Teams Client and Defender for Cloud Apps

Iron Contributor

Hi Folks,

I'm evaluating the following Policy in MCAS: Block upload based on real-time content inspection

 

Here the details of the policy:

User Name equals "UPN"

App equals "Microsoft Online Services"

Filters: Extension equals *.ps1

Actions: Block

 

Everything works as expected using Microsoft Web-Based interfaces.

I'm able to bypass the above rule while using Microsoft Teams Client (fat client)

 

Any Idea/Suggestion ? :unamused:

3 Replies
Hi!
indeed, this is the way the product is designed: it can protect you for web based interfaces.

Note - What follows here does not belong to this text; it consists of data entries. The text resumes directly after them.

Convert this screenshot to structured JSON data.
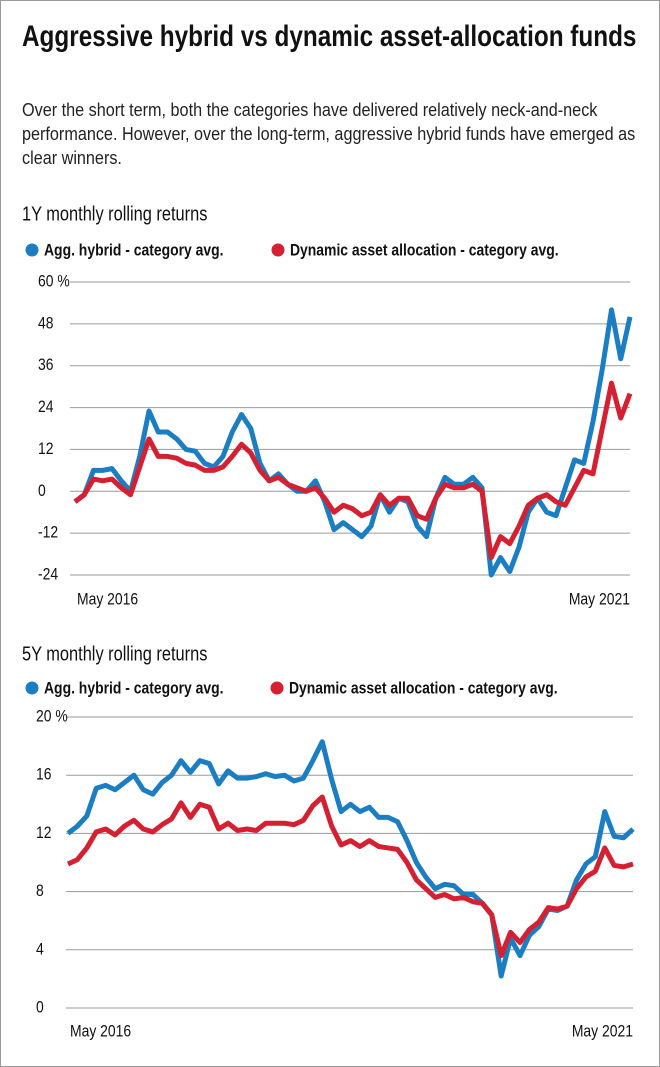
{
  "header": {
    "title": "Aggressive hybrid vs dynamic asset-allocation funds",
    "subtitle": "Over the short term, both the categories have delivered relatively neck-and-neck performance. However, over the long-term, aggressive hybrid funds have emerged as clear winners."
  },
  "chart_data": [
    {
      "type": "line",
      "title": "1Y monthly rolling returns",
      "categories": [
        "May 2016",
        null,
        null,
        null,
        null,
        null,
        null,
        null,
        null,
        null,
        null,
        null,
        null,
        null,
        null,
        null,
        null,
        null,
        null,
        null,
        null,
        null,
        null,
        null,
        null,
        null,
        null,
        null,
        null,
        null,
        null,
        null,
        null,
        null,
        null,
        null,
        null,
        null,
        null,
        null,
        null,
        null,
        null,
        null,
        null,
        null,
        null,
        null,
        null,
        null,
        null,
        null,
        null,
        null,
        null,
        null,
        null,
        null,
        null,
        null,
        "May 2021"
      ],
      "series": [
        {
          "name": "Agg. hybrid - category avg.",
          "color": "#1b7ec2",
          "values": [
            -3,
            -1,
            6,
            6,
            6.5,
            3,
            0,
            10,
            23,
            17,
            17,
            15,
            12,
            11.5,
            8,
            7,
            10,
            17,
            22,
            18,
            8,
            3,
            5,
            2,
            0,
            0,
            3,
            -3,
            -11,
            -9,
            -11,
            -13,
            -10,
            -1,
            -6,
            -2,
            -3,
            -10,
            -13,
            -2,
            4,
            2,
            2,
            4,
            1,
            -24,
            -19,
            -23,
            -16,
            -6,
            -2,
            -6,
            -7,
            1,
            9,
            8,
            20,
            35,
            52,
            38,
            50
          ]
        },
        {
          "name": "Dynamic asset allocation - category avg.",
          "color": "#d42030",
          "values": [
            -3,
            -1,
            3.5,
            3,
            3.5,
            1,
            -1,
            7,
            15,
            10,
            10,
            9.5,
            8,
            7.5,
            6,
            6,
            7,
            10,
            13.5,
            11,
            6,
            3,
            4,
            2,
            1,
            0,
            1,
            -2,
            -6,
            -4,
            -5,
            -7,
            -6,
            -1,
            -4,
            -2,
            -2,
            -7,
            -8,
            -2,
            2,
            1,
            1,
            2,
            0,
            -19,
            -13,
            -15,
            -10,
            -4,
            -2,
            -1,
            -3,
            -4,
            1,
            6,
            5,
            18,
            31,
            21,
            28
          ]
        }
      ],
      "ylim": [
        -24,
        60
      ],
      "yticks": [
        -24,
        -12,
        0,
        12,
        24,
        36,
        48,
        {
          "value": 60,
          "label": "60 %"
        }
      ],
      "grid": true
    },
    {
      "type": "line",
      "title": "5Y monthly rolling returns",
      "categories": [
        "May 2016",
        null,
        null,
        null,
        null,
        null,
        null,
        null,
        null,
        null,
        null,
        null,
        null,
        null,
        null,
        null,
        null,
        null,
        null,
        null,
        null,
        null,
        null,
        null,
        null,
        null,
        null,
        null,
        null,
        null,
        null,
        null,
        null,
        null,
        null,
        null,
        null,
        null,
        null,
        null,
        null,
        null,
        null,
        null,
        null,
        null,
        null,
        null,
        null,
        null,
        null,
        null,
        null,
        null,
        null,
        null,
        null,
        null,
        null,
        null,
        "May 2021"
      ],
      "series": [
        {
          "name": "Agg. hybrid - category avg.",
          "color": "#1b7ec2",
          "values": [
            12,
            12.5,
            13.2,
            15.1,
            15.3,
            15,
            15.5,
            16,
            15,
            14.7,
            15.5,
            16,
            17,
            16.2,
            17,
            16.8,
            15.4,
            16.3,
            15.8,
            15.8,
            15.9,
            16.1,
            15.9,
            16,
            15.6,
            15.8,
            17,
            18.3,
            15.7,
            13.5,
            14,
            13.5,
            13.8,
            13.1,
            13.1,
            12.8,
            11.5,
            10,
            9,
            8.2,
            8.5,
            8.4,
            7.8,
            7.8,
            7.2,
            6.4,
            2.2,
            4.8,
            3.6,
            5,
            5.6,
            6.8,
            6.7,
            7,
            8.8,
            9.9,
            10.4,
            13.5,
            11.8,
            11.7,
            12.3
          ]
        },
        {
          "name": "Dynamic asset allocation - category avg.",
          "color": "#d42030",
          "values": [
            9.9,
            10.2,
            11,
            12.1,
            12.3,
            11.9,
            12.5,
            12.9,
            12.3,
            12.1,
            12.6,
            13,
            14.1,
            13.1,
            14,
            13.8,
            12.3,
            12.7,
            12.2,
            12.3,
            12.2,
            12.7,
            12.7,
            12.7,
            12.6,
            12.9,
            13.9,
            14.5,
            12.5,
            11.2,
            11.5,
            11.1,
            11.5,
            11.1,
            11,
            10.9,
            10,
            8.8,
            8.2,
            7.6,
            7.8,
            7.5,
            7.6,
            7.3,
            7.2,
            6.4,
            3.6,
            5.2,
            4.5,
            5.4,
            5.9,
            6.9,
            6.8,
            7,
            8.2,
            9,
            9.4,
            11,
            9.8,
            9.7,
            9.9
          ]
        }
      ],
      "ylim": [
        0,
        20
      ],
      "yticks": [
        0,
        4,
        8,
        12,
        16,
        {
          "value": 20,
          "label": "20 %"
        }
      ],
      "grid": true
    }
  ]
}
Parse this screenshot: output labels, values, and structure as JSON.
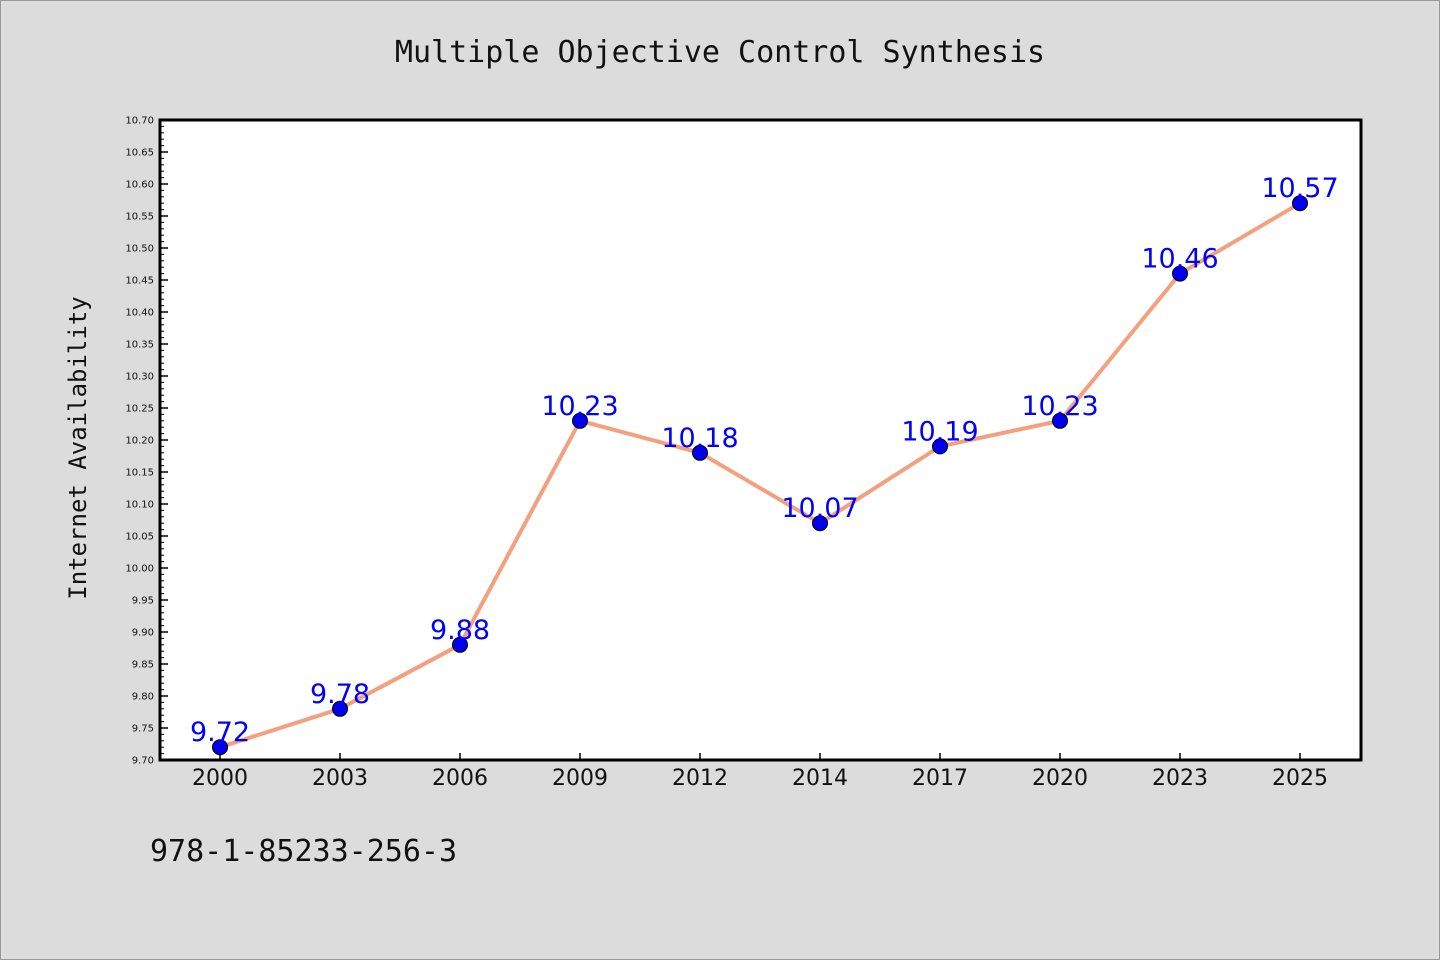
{
  "chart_data": {
    "type": "line",
    "title": "Multiple Objective Control Synthesis",
    "xlabel": "",
    "ylabel": "Internet Availability",
    "categories": [
      "2000",
      "2003",
      "2006",
      "2009",
      "2012",
      "2014",
      "2017",
      "2020",
      "2023",
      "2025"
    ],
    "series": [
      {
        "values": [
          9.72,
          9.78,
          9.88,
          10.23,
          10.18,
          10.07,
          10.19,
          10.23,
          10.46,
          10.57
        ],
        "line_color": "#f4a07e",
        "marker_color": "#0000ee"
      }
    ],
    "data_labels": [
      "9.72",
      "9.78",
      "9.88",
      "10.23",
      "10.18",
      "10.07",
      "10.19",
      "10.23",
      "10.46",
      "10.57"
    ],
    "y_ticks": [
      "9.70",
      "9.75",
      "9.80",
      "9.85",
      "9.90",
      "9.95",
      "10.00",
      "10.05",
      "10.10",
      "10.15",
      "10.20",
      "10.25",
      "10.30",
      "10.35",
      "10.40",
      "10.45",
      "10.50",
      "10.55",
      "10.60",
      "10.65",
      "10.70"
    ],
    "ylim": [
      9.7,
      10.7
    ],
    "grid": false,
    "legend": "none",
    "label_color": "#0000ff"
  },
  "footer": {
    "isbn": "978-1-85233-256-3"
  }
}
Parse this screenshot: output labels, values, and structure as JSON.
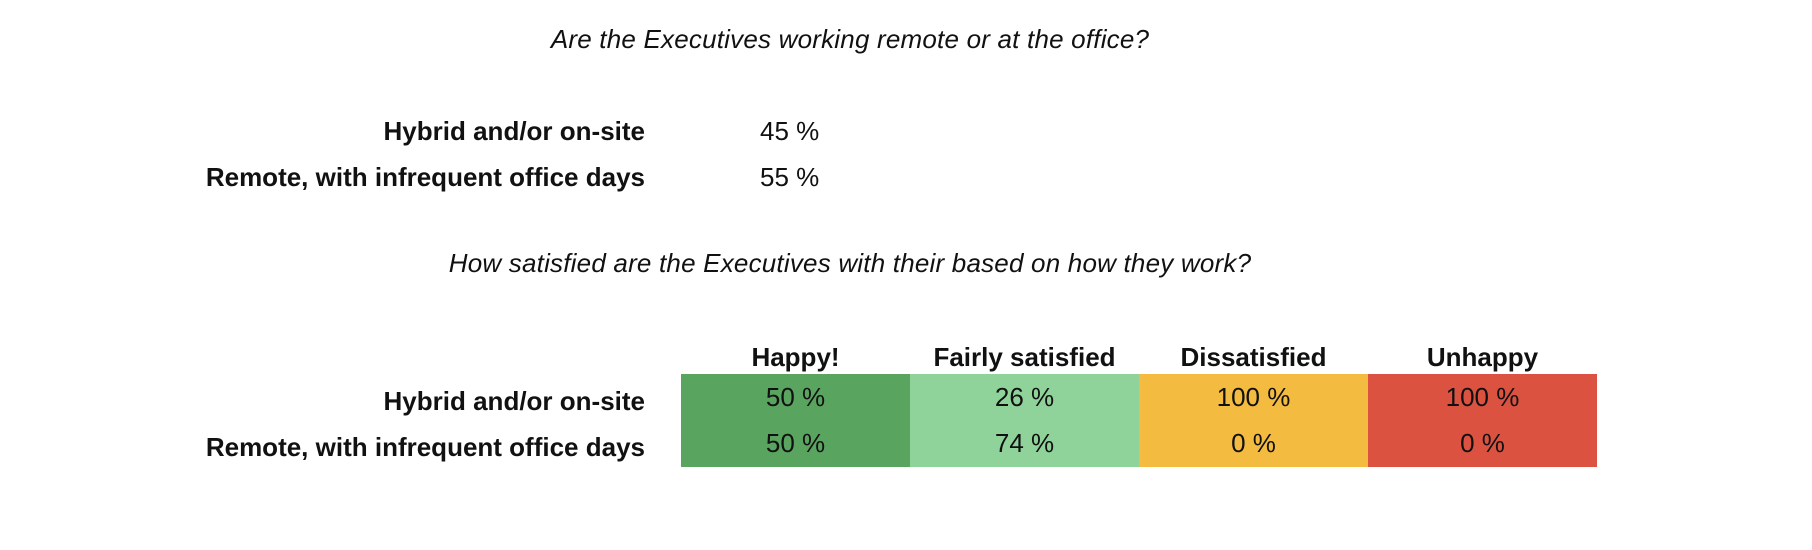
{
  "work_location": {
    "title": "Are the Executives working remote or at the office?",
    "rows": [
      {
        "label": "Hybrid and/or on-site",
        "value": "45 %"
      },
      {
        "label": "Remote, with infrequent office days",
        "value": "55 %"
      }
    ]
  },
  "satisfaction": {
    "title": "How satisfied are the Executives with their based on how they work?",
    "columns": [
      "Happy!",
      "Fairly satisfied",
      "Dissatisfied",
      "Unhappy"
    ],
    "column_colors": [
      "#59A45F",
      "#8FD39A",
      "#F3BB40",
      "#DC5240"
    ],
    "rows": [
      {
        "label": "Hybrid and/or on-site",
        "values": [
          "50 %",
          "26 %",
          "100 %",
          "100 %"
        ]
      },
      {
        "label": "Remote, with infrequent office days",
        "values": [
          "50 %",
          "74 %",
          "0 %",
          "0 %"
        ]
      }
    ]
  }
}
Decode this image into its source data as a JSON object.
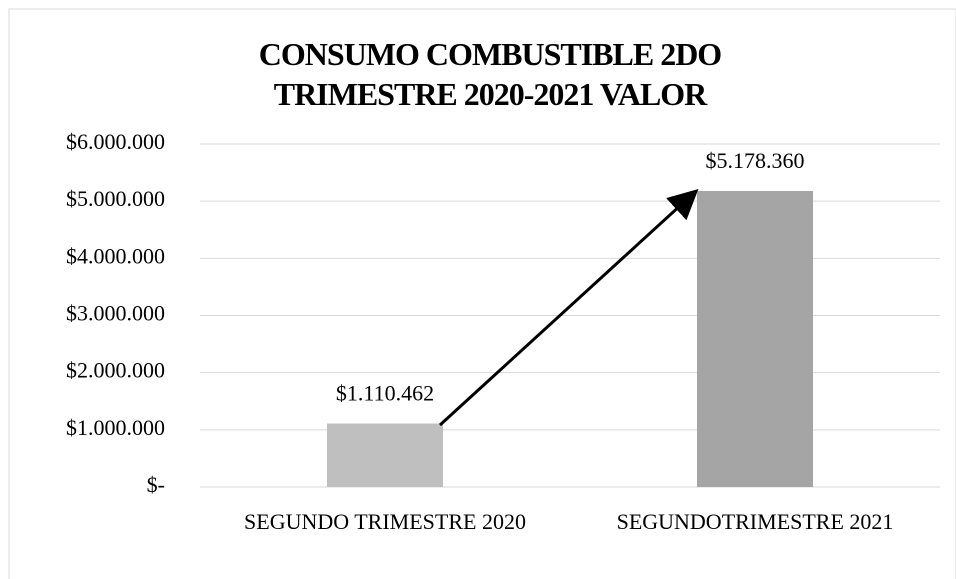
{
  "chart_data": {
    "type": "bar",
    "title": "CONSUMO COMBUSTIBLE 2DO TRIMESTRE 2020-2021 VALOR",
    "categories": [
      "SEGUNDO TRIMESTRE 2020",
      "SEGUNDOTRIMESTRE 2021"
    ],
    "values": [
      1110462,
      5178360
    ],
    "value_labels": [
      "$1.110.462",
      "$5.178.360"
    ],
    "colors": [
      "#bfbfbf",
      "#a5a5a5"
    ],
    "ylim": [
      0,
      6000000
    ],
    "yticks": [
      {
        "value": 0,
        "label": "$-"
      },
      {
        "value": 1000000,
        "label": "$1.000.000"
      },
      {
        "value": 2000000,
        "label": "$2.000.000"
      },
      {
        "value": 3000000,
        "label": "$3.000.000"
      },
      {
        "value": 4000000,
        "label": "$4.000.000"
      },
      {
        "value": 5000000,
        "label": "$5.000.000"
      },
      {
        "value": 6000000,
        "label": "$6.000.000"
      }
    ],
    "grid": true
  }
}
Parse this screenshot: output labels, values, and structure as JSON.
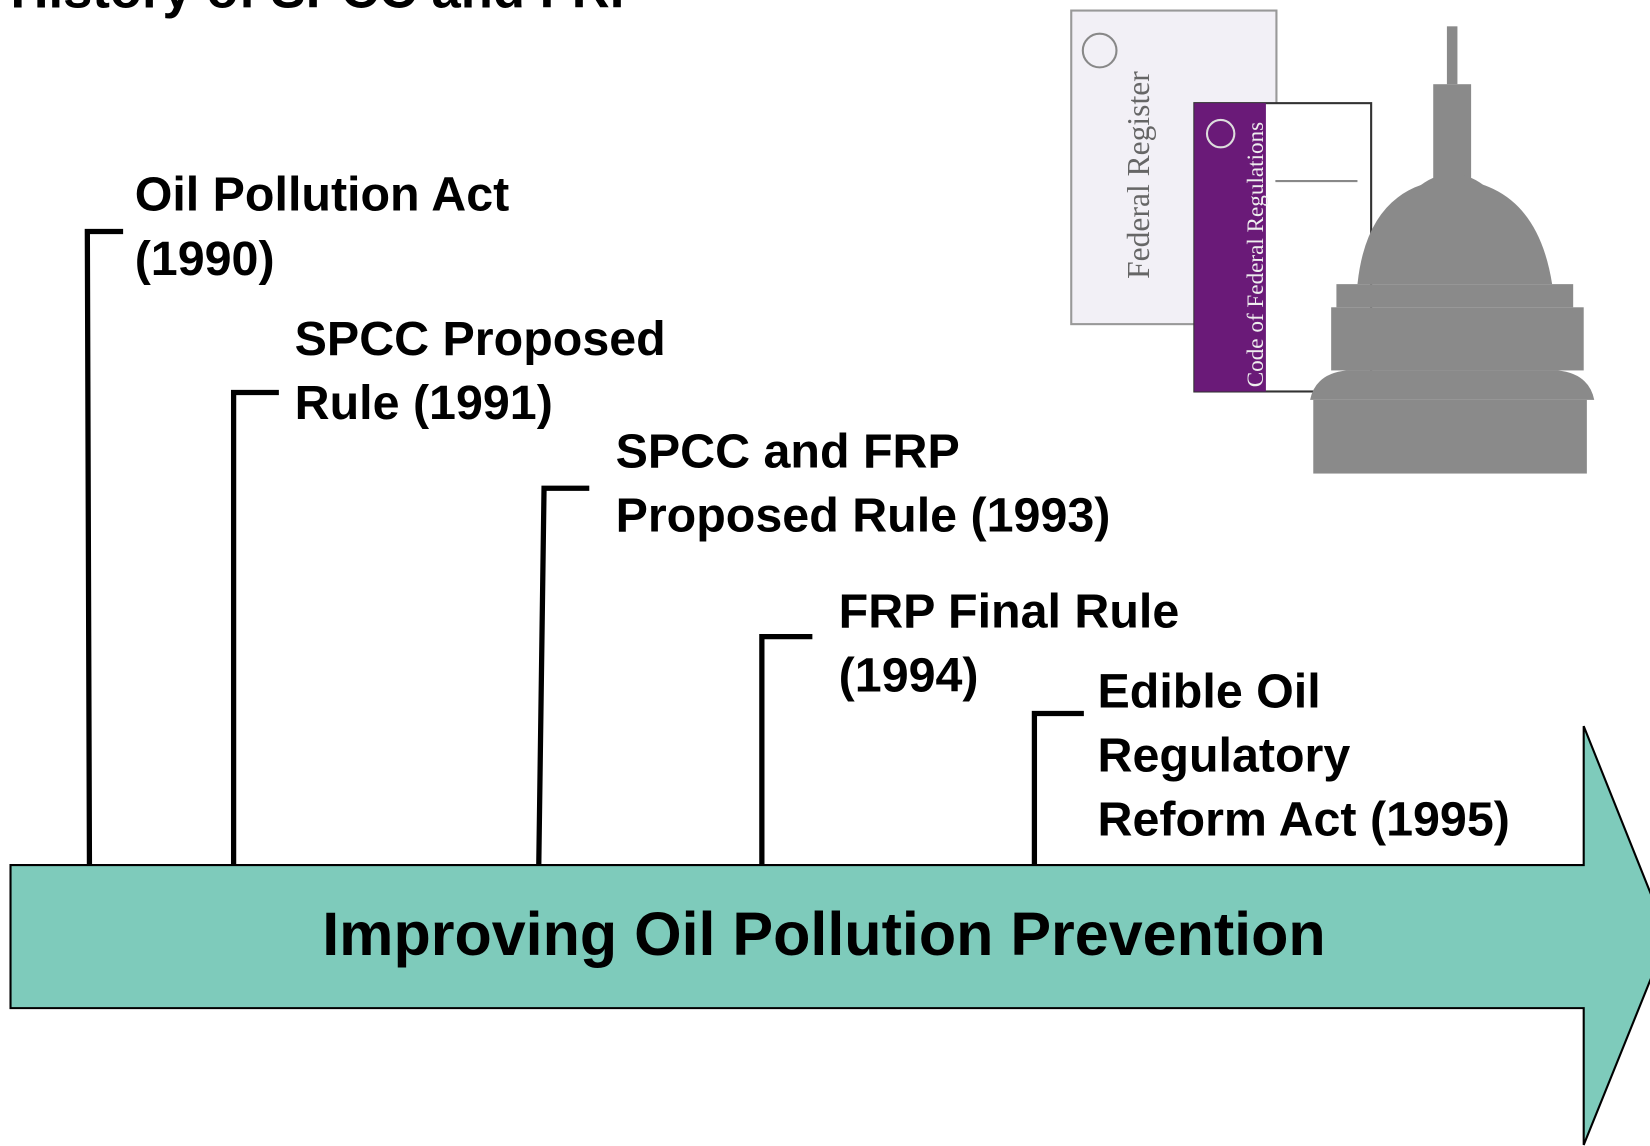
{
  "title": "History of SPCC and FRP",
  "banner": "Improving Oil Pollution Prevention",
  "events": [
    {
      "lines": [
        "Oil Pollution Act",
        "(1990)"
      ]
    },
    {
      "lines": [
        "SPCC Proposed",
        "Rule (1991)"
      ]
    },
    {
      "lines": [
        "SPCC and FRP",
        "Proposed Rule (1993)"
      ]
    },
    {
      "lines": [
        "FRP Final Rule",
        "(1994)"
      ]
    },
    {
      "lines": [
        "Edible Oil",
        "Regulatory",
        "Reform Act (1995)"
      ]
    }
  ],
  "images": {
    "federal_register": "Federal Register",
    "cfr": "Code of Federal Regulations"
  }
}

For non-web clients, you have a choice between allowing them, as it is now, or blocking them completely through an Access Policy, that will block clients that are not browser based.

Hi @Yoann_David_Mallet,

 

The goal is not to whitelist/blacklist applications but rather to block the upload of certain File Types only.
Today the only possibility you have to achieve it is the use Defender for Cloud Apps (as per Microsoft statement - not mine :smile:).

However the available Apps in the Defender suite only includes "Microsoft Online Services" which is indented for web-based use and it is working fine actually (no issue with that)

 

However, Microsoft Teams client is left behind or not considered by the Defender PG.

Teams client is interacting with other workloads like SharePoint/OneDrive using the same web-based API so I'm expecting the MCAS policies to be honored in the same way.

 

 

Spoiler
From a security standpoint, I found this behavior a bit strange no ?
How can I guarantee that MCAS policies are honored also in Microsoft Teams client (fat client) ?

 

 

 

While I am not an expect with Teams, if your request is specifically for teams, i would recommend you look into the Teams DLP functionalities. Most policies do apply to both the web and thick client.